Prayuda, R., & Sundari, R. (2019). Diplomasi dan Power: Sebuah Kajian Analisis. Journal of Diplomacy and International Studies, Vol.

2(No. 01), 80-93.

Sudagung, A. D., Bainus, A., & Chalid, A. M. (2015).

Kerjasama Pembangunan Indonesia dan Uni Eropa: Suatu Analisis Teori Liberalisme dalam Hubungan Internasional 5 (2015). JIPSI-Jurnal Ilmu Politik dan Komunikasi UNIKOM, Vol. 5(No.

1), 31-42.

Wang, J. (2006). Managing national reputation and international relations in the global era:

Public diplomacy revisited. Public relations review, Vol. 32(No. 02), 91-96.

World-Bank. (2019). Aspiring Indonesia - Expanding the Middle Class.
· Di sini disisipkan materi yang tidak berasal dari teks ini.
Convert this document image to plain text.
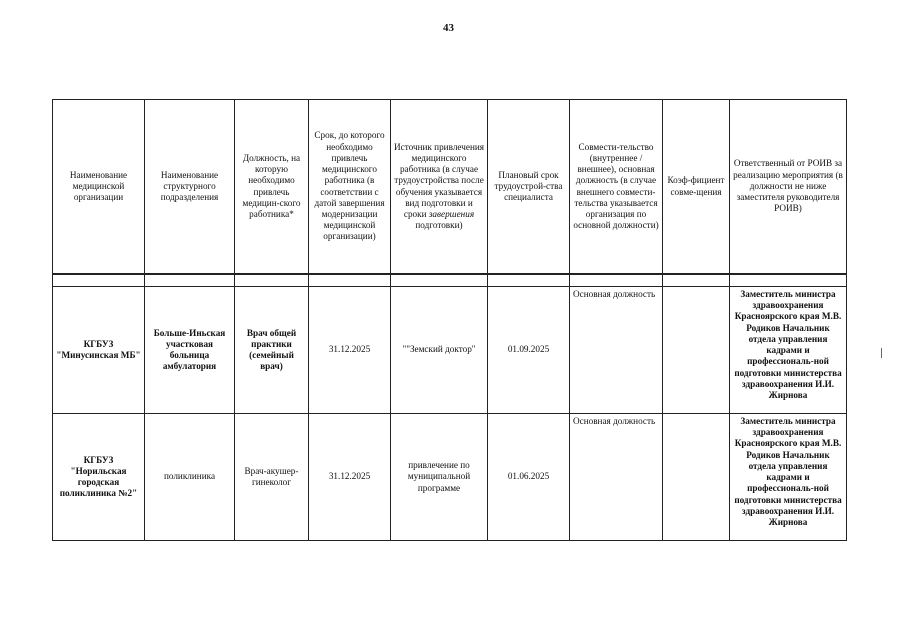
43
Наименование медицинской организации	Наименование структурного подразделения	Должность, на которую необходимо привлечь медицин-ского работника*	Срок, до которого необходимо привлечь медицинского работника (в соответствии с датой завершения модернизации медицинской организации)	Источник привлечения медицинского работника (в случае трудоустройства после обучения указывается вид подготовки и сроки завершения подготовки)	Плановый срок трудоустрой-ства специалиста	Совмести-тельство (внутреннее /внешнее), основная должность (в случае внешнего совмести-тельства указывается организация по основной должности)	Коэф-фициент совме-щения	Ответственный от РОИВ за реализацию мероприятия (в должности не ниже заместителя руководителя РОИВ)

КГБУЗ "Минусинская МБ"	Больше-Иньская участковая больница амбулатория	Врач общей практики (семейный врач)	31.12.2025	""Земский доктор"	01.09.2025	Основная должность		Заместитель министра здравоохранения Красноярского края М.В. Родиков Начальник отдела управления кадрами и профессиональ-ной подготовки министерства здравоохранения И.И. Жирнова
КГБУЗ "Норильская городская поликлиника №2"	поликлиника	Врач-акушер-гинеколог	31.12.2025	привлечение по муниципальной программе	01.06.2025	Основная должность		Заместитель министра здравоохранения Красноярского края М.В. Родиков Начальник отдела управления кадрами и профессиональ-ной подготовки министерства здравоохранения И.И. Жирнова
Washington:

World-Bank.

(12)

82

Referensi

Dokumen terkait

Maka membaca al-Qur’an juga mempunyai seninya tersendiri, tentunya seni baca al-Qur’an tidak lepas dari rasa keindahan, yaitu keindahan suara (bunyi lafal-lafal

bahwa berdasarkan ketentuan Pasal 29 Peraturan Bupati Kebumen Nomor 40 Tahun 2017 tentang Pedoman Pemberian Hibah dan Bantuan Sosial yang Bersumber dari Anggaran

MS 004 /POKJA/BULUSPESANTREN/2017 YULIANTI P CILACAP, 07 JULI 1981 DS SETROJENAR RT 01/V

Maka fungsi fukushi mada pada data 7 ini adalah kata – kata yang dikatakan oleh Kobayashi yang menjawab keluhan ogata pada saat itu, kalimat tersebut yaitu

Jadi keputusan hipotesis pertama yaitu Hᴏ diterima dan Hi ditola k karena t idak terdapat hubungan yang signifikan antara pelibatan orang tua dengan perencanaan

proses pemipilan, penyempurnaan dalam pegolahan dimana selama perebusan kadar air dalam buah akan berkurang karena proses penguapan dan dengan berkurangnya

Seperti yang terlihat pada gambar 2.13a maka keempat propeller akan berputar dengan cepat sehingga quadcopter akan bergerak keaatas (dalam posisi take-off ) dan

USAID sebagai lembaga bantuan luar negeri internasional dari Amerika Serikat memberikan bantuan teknis serta dana hibah sekitar 39 juta dolar untuk Indonesia.